Avr 182012
 

L’incertitude entourant la fourniture d’électricité a un impact significatif sur la croissance économique et la productivité.

L’incertitude que connaît le secteur de l’électricité en Afrique du Sud représente l’un des plus grands freins à une croissance économique soutenue. L’incapacité du ministère de l’Énergie, d’Eskom et du Régulateur national de l’Énergie (Nersa) à coordonner la mise en place d’un cadre d’action global impacte de façon très négative à la fois les consommateurs et les producteurs d’énergie.

Bien qu’Eskom se soit récemment lancé dans un programme massif d’investissements, le gouvernement n’est pas parvenu à injecter dans le réseau de nouvelles capacités en mesure de satisfaire la demande croissante. La faute en incombe partiellement à de longs délais de livraison, mais l’inaptitude à produire un cadre réglementaire favorable à l’investissement ainsi qu’à la participation du secteur privé pour combler les manques en approvisionnement énergétique en est aussi largement responsable.

Le ministère discute en ce moment, avec des promoteurs potentiels et des producteurs d’énergie indépendants, de l’opportunité d’intégrer au réseau national des producteurs privés, que ce soit de charbon, de gaz ou d’énergie hydraulique. Il est à espérer que cela ouvrira une nouvelle porte d’entrée au secteur privé dans le domaine énergétique.

Au cœur de la question de savoir comment stimuler l’investissement privé dans le domaine énergétique, il y a l’incertitude concernant les structures tarifaires. C’est particulièrement vrai pour le secteur de l’énergie renouvelable, où de constantes révisions des projets de lois sur l’instauration d’un « programme de tarifs de rachat garanti pour les sources d’énergie renouvelable » ont découragé les investisseurs, avec pour conséquence que le processus de régulation de la vente d’énergie renouvelable, initié en 2007, tarde toujours plus à porter ses fruits.
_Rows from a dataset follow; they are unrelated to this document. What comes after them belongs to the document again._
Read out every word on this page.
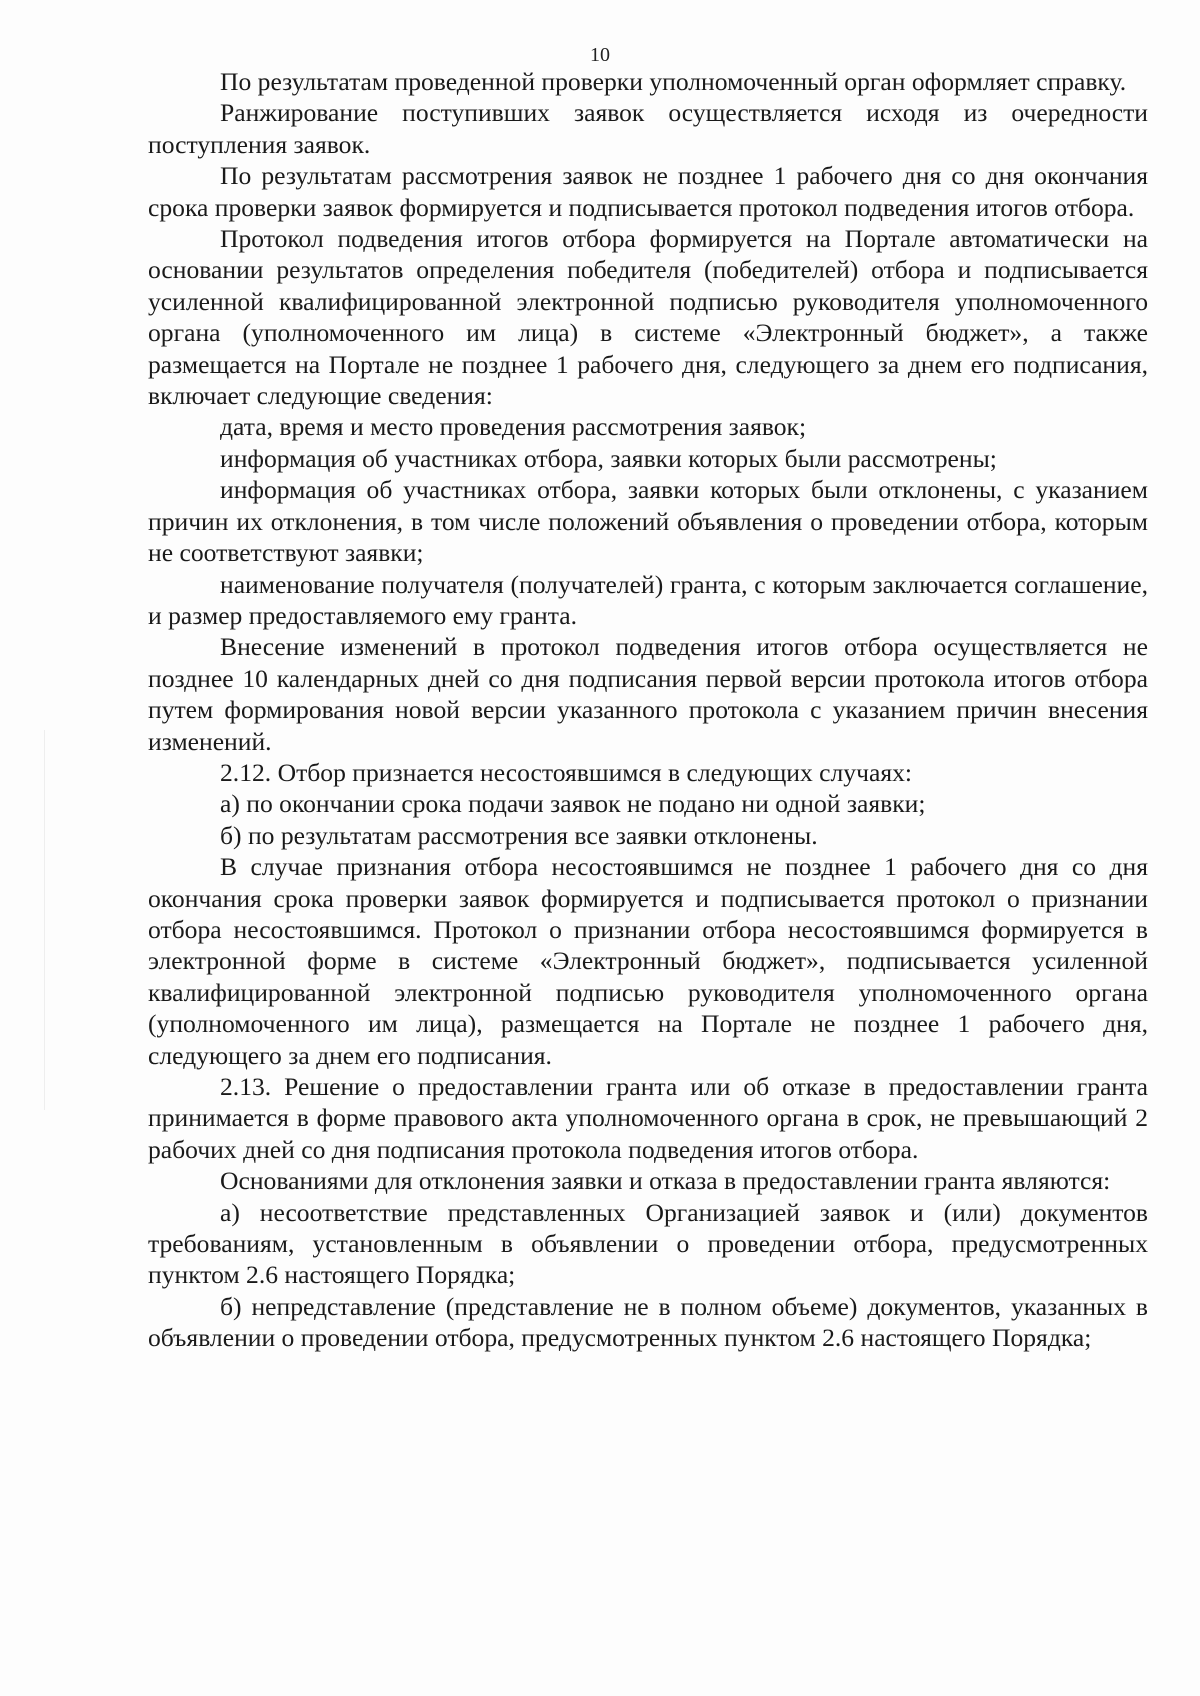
10

По результатам проведенной проверки уполномоченный орган оформляет справку.

Ранжирование поступивших заявок осуществляется исходя из очередности поступления заявок.

По результатам рассмотрения заявок не позднее 1 рабочего дня со дня окончания срока проверки заявок формируется и подписывается протокол подведения итогов отбора.

Протокол подведения итогов отбора формируется на Портале автоматически на основании результатов определения победителя (победителей) отбора и подписывается усиленной квалифицированной электронной подписью руководителя уполномоченного органа (уполномоченного им лица) в системе «Электронный бюджет», а также размещается на Портале не позднее 1 рабочего дня, следующего за днем его подписания, включает следующие сведения:

дата, время и место проведения рассмотрения заявок;

информация об участниках отбора, заявки которых были рассмотрены;

информация об участниках отбора, заявки которых были отклонены, с указанием причин их отклонения, в том числе положений объявления о проведении отбора, которым не соответствуют заявки;

наименование получателя (получателей) гранта, с которым заключается соглашение, и размер предоставляемого ему гранта.

Внесение изменений в протокол подведения итогов отбора осуществляется не позднее 10 календарных дней со дня подписания первой версии протокола итогов отбора путем формирования новой версии указанного протокола с указанием причин внесения изменений.

2.12. Отбор признается несостоявшимся в следующих случаях:

а) по окончании срока подачи заявок не подано ни одной заявки;

б) по результатам рассмотрения все заявки отклонены.

В случае признания отбора несостоявшимся не позднее 1 рабочего дня со дня окончания срока проверки заявок формируется и подписывается протокол о признании отбора несостоявшимся. Протокол о признании отбора несостоявшимся формируется в электронной форме в системе «Электронный бюджет», подписывается усиленной квалифицированной электронной подписью руководителя уполномоченного органа (уполномоченного им лица), размещается на Портале не позднее 1 рабочего дня, следующего за днем его подписания.

2.13. Решение о предоставлении гранта или об отказе в предоставлении гранта принимается в форме правового акта уполномоченного органа в срок, не превышающий 2 рабочих дней со дня подписания протокола подведения итогов отбора.

Основаниями для отклонения заявки и отказа в предоставлении гранта являются:

а) несоответствие представленных Организацией заявок и (или) документов требованиям, установленным в объявлении о проведении отбора, предусмотренных пунктом 2.6 настоящего Порядка;

б) непредставление (представление не в полном объеме) документов, указанных в объявлении о проведении отбора, предусмотренных пунктом 2.6 настоящего Порядка;
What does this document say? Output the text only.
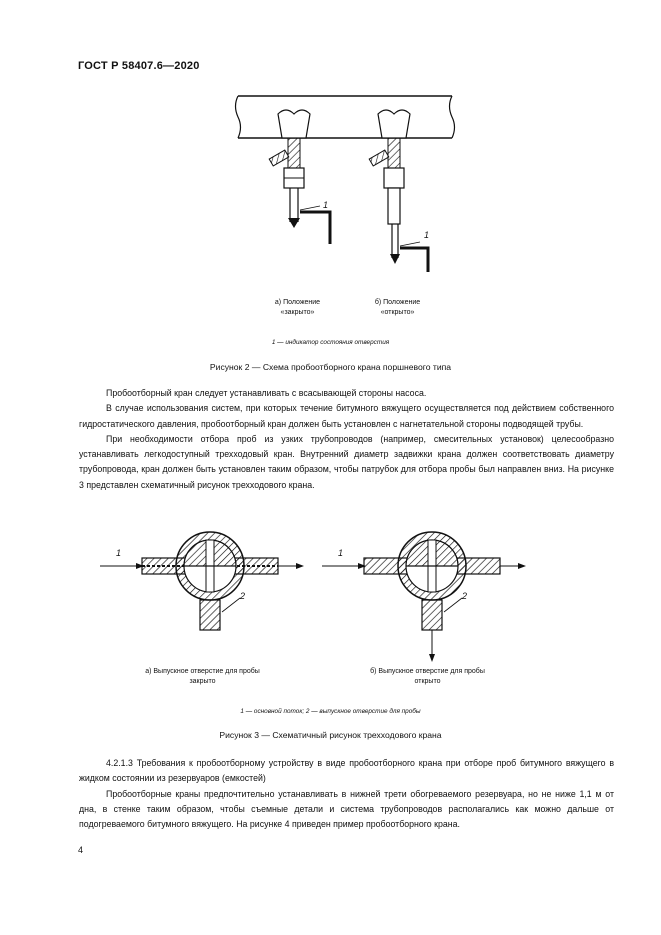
ГОСТ Р 58407.6—2020
1
1
а) Положение
«закрыто»
б) Положение
«открыто»
1 — индикатор состояния отверстия
Рисунок 2 — Схема пробоотборного крана поршневого типа

Пробоотборный кран следует устанавливать с всасывающей стороны насоса.

В случае использования систем, при которых течение битумного вяжущего осуществляется под действием собственного гидростатического давления, пробоотборный кран должен быть установлен с нагнетательной стороны подводящей трубы.

При необходимости отбора проб из узких трубопроводов (например, смесительных установок) целесообразно устанавливать легкодоступный трехходовый кран. Внутренний диаметр задвижки крана должен соответствовать диаметру трубопровода, кран должен быть установлен таким образом, чтобы патрубок для отбора пробы был направлен вниз. На рисунке 3 представлен схематичный рисунок трехходового крана.

1
2
1
2
а) Выпускное отверстие для пробы
закрыто
б) Выпускное отверстие для пробы
открыто
1 — основной поток; 2 — выпускное отверстие для пробы
Рисунок 3 — Схематичный рисунок трехходового крана

4.2.1.3 Требования к пробоотборному устройству в виде пробоотборного крана при отборе проб битумного вяжущего в жидком состоянии из резервуаров (емкостей)

Пробоотборные краны предпочтительно устанавливать в нижней трети обогреваемого резервуара, но не ниже 1,1 м от дна, в стенке таким образом, чтобы съемные детали и система трубопроводов располагались как можно дальше от подогреваемого битумного вяжущего. На рисунке 4 приведен пример пробоотборного крана.

4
L’incapacité du gouvernement à développer un cadre énergétique qui incorpore de manière adéquate le secteur privé a permis à Eskom d’engranger de substantiels profits tout en ayant du mal à satisfaire la demande. En novembre dernier, Eskom a publié un résultat semestriel en hausse de 35%, passant de 9,5 milliards de rands à 12,8 milliards. On attribue cette croissance du chiffre d’affaires essentiellement à l’augmentation des tarifs, ce qui a conduit certains à s’interroger quant au niveau des hausses de prix.

Des désaccords entre le ministère et Nersa quant à la meilleure manière de réglementer ce service public ont aggravé les choses. L’année dernière, le gouvernement a indiqué qu’il voulait changer radicalement la méthode de calcul utilisée par Nersa pour fixer les tarifs d’Eskom pour l’électricité. En 2010, Nersa avait validé une augmentation de 24,8% à compter du 1er avril de cette année-là, ainsi que des augmentations de 25,8% et 25,9%, pour respectivement l’année dernière et l’année en cours. Ces hausses avaient été jugées nécessaires au financement des coûts d’exploitation et financiers croissants. Et voilà que Nersa a déjà dit ce mois-ci que les tarifs augmenteraient de 16% « seulement ».

Cela s’est fait après qu’Eskom a demandé que l’augmentation soit revue à la baisse, ses profits ayant été supérieurs aux prévisions.

Bien que l’annonce d’une hausse des tarifs inférieure aux prévisions ait été accueillie avec soulagement par les consommateurs, cela arrive trop tard pour contrer l’inflation. Pour l’essentiel, les projections inflationnistes basées sur les hausses de tarifs validées en 2010 ont déjà été prises en compte par les marchés. Si les bénéfices supplémentaires d’Eskom ne sont pas utilisés de manière efficace, cela entraînera de facto une augmentation du coût supporté par le Sud-Africain moyen.

Les incertitudes entourant la fourniture d’énergie a un impact significatif sur la croissance économique et la productivité. Les prévisions de coupures de courant et les avertissements lancés par Eskom pour dire que l’approvisionnement continuera d’être tendu découragent l’expansion économique. Si les 6 mois de retard pris par le projet électrique de Medupi n’auront apparemment aucun effet sur le rapport entre l’offre et la demande, les autorités ont prévenu que le système restera tendu pour les cinq ans à venir, en particulier les deux prochains.

Le Mail & Guardian a récemment rapporté qu’Eskom a payé des industriels gros consommateurs d’énergie pour qu’ils arrêtent leurs fonderies pendant une période allant jusqu’à trois mois afin de soulager le système. Cela va dans le sens d’une meilleure gestion de la demande, mais c’est un désastre du point de vue de la croissance économique prise dans son ensemble.